Published on April 11, 2001

Wayne Wang breaks into laughter at the suggestion. "I am too nice a person to be making movies," the S.F.-based director readily admits. "I'm not a nasty person. I'm not a super-cynical person. I'm an observer more than anything else, and a collaborator. I don't play psychological games with the actors. I'm very Asian in that I don't argue with the actors, I don't say to them, "This is what I want.'"

Nonetheless, for The Center of the World, the hot-button S.F. International Film Festival opener (April 19) about an immature dot-com wiz kid's Vegas rendezvous with a coolly in-control stripper, Wang relentlessly pushed his actors (Peter Saarsgard and Molly Parker). "From the very beginning I said I was interested in having real sex in this movie if it called for it. I have no qualms with that, because the movie is about penetration or no penetration, and the fantasy and reality of sex." To heighten the actors' intimacy, Wang shot the low-budget film on digital video with a small crew. "I always felt like I was going through it with the two of them," he says. "But I wasn't right there while they were making love: "OK, OK, do this.' Sometimes I had my back turned, and I gave them space. Because the cameras were so small, sometimes the [operators] could shoot with their backs turned also."
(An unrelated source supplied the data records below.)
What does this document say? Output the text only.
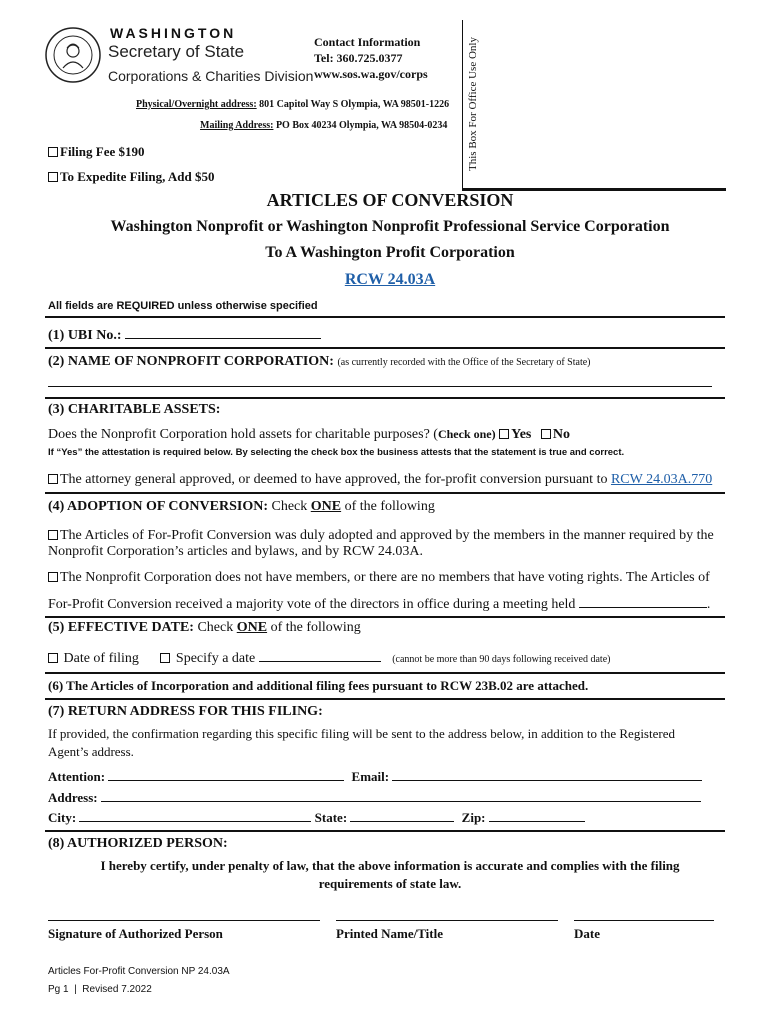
WASHINGTON
Secretary of State
Corporations & Charities Division
Contact Information
Tel: 360.725.0377
www.sos.wa.gov/corps
Physical/Overnight address: 801 Capitol Way S Olympia, WA 98501-1226
Mailing Address: PO Box 40234 Olympia, WA 98504-0234 This Box For Office Use Only
Filing Fee $190
To Expedite Filing, Add $50
ARTICLES OF CONVERSION
Washington Nonprofit or Washington Nonprofit Professional Service Corporation
To A Washington Profit Corporation
RCW 24.03A
All fields are REQUIRED unless otherwise specified
(1) UBI No.:
(2) NAME OF NONPROFIT CORPORATION: (as currently recorded with the Office of the Secretary of State)
(3) CHARITABLE ASSETS:
Does the Nonprofit Corporation hold assets for charitable purposes? (Check one) Yes No
If “Yes” the attestation is required below. By selecting the check box the business attests that the statement is true and correct.
The attorney general approved, or deemed to have approved, the for-profit conversion pursuant to RCW 24.03A.770
(4) ADOPTION OF CONVERSION: Check ONE of the following
The Articles of For-Profit Conversion was duly adopted and approved by the members in the manner required by the
Nonprofit Corporation’s articles and bylaws, and by RCW 24.03A.
The Nonprofit Corporation does not have members, or there are no members that have voting rights. The Articles of
For-Profit Conversion received a majority vote of the directors in office during a meeting held	.
(5) EFFECTIVE DATE: Check ONE of the following
Date of filing	Specify a date	(cannot be more than 90 days following received date)
(6) The Articles of Incorporation and additional filing fees pursuant to RCW 23B.02 are attached.
(7) RETURN ADDRESS FOR THIS FILING:
If provided, the confirmation regarding this specific filing will be sent to the address below, in addition to the Registered
Agent’s address.
Attention:	Email:
Address:
City:	State:	Zip:
(8) AUTHORIZED PERSON:
I hereby certify, under penalty of law, that the above information is accurate and complies with the filing
requirements of state law.
Signature of Authorized Person	Printed Name/Title	Date
Articles For-Profit Conversion NP 24.03A
Pg 1  |  Revised 7.2022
Thanks to its adult content, The Center of the World is checking into theaters unrated the day after its festival premiere. But the prurient in the crowd will be disappointed to see that it looks more like a corporate training video than Behind the Green Door. "I told the camera people I didn't want the shots to be erotic-looking," Wang explains. "It's not pretty like 9 1/2 Weeks, where everything is lit so it looks more sensual. I wanted it to be real, to be documenting what was going on. People will find things that will titillate them anyway, and that's fine because it is voyeurism. As a filmmaker, I am a big voyeur on every level." More laughter from Wang. "There's this porno director called Gregory Dark who made very successful porno films, then he started directing Britney Spears [videos], now he's going to direct features. I'm going in the other direction: I'm heading toward porno movies."

Wang has bounced between indie (Life Is Cheap) and studio films (The Joy Luck Club) for 25 years, but he still had some trepidation that The Center of the World might foul up his Hollywood career. "Every time I feel like I'm caught in some kind of tradition or structure -- Anywhere But Here had stars, lawyers, preview committees, studio executives, that's all part of that game -- I want to free myself, to cleanse myself in a way. I was very relieved that these little [digital video] cameras cost $1,500 and almost nothing to shoot. I realized that if I never got a job again, I could probably make movies for under $100,000. I could make a Decalogue [Krzysztof Kieslowski's acclaimed 1988 series of one-hour TV films] of sex films for very cheap and still be very happy doing them. Maybe happier. When I understood that, I wasn't afraid anymore."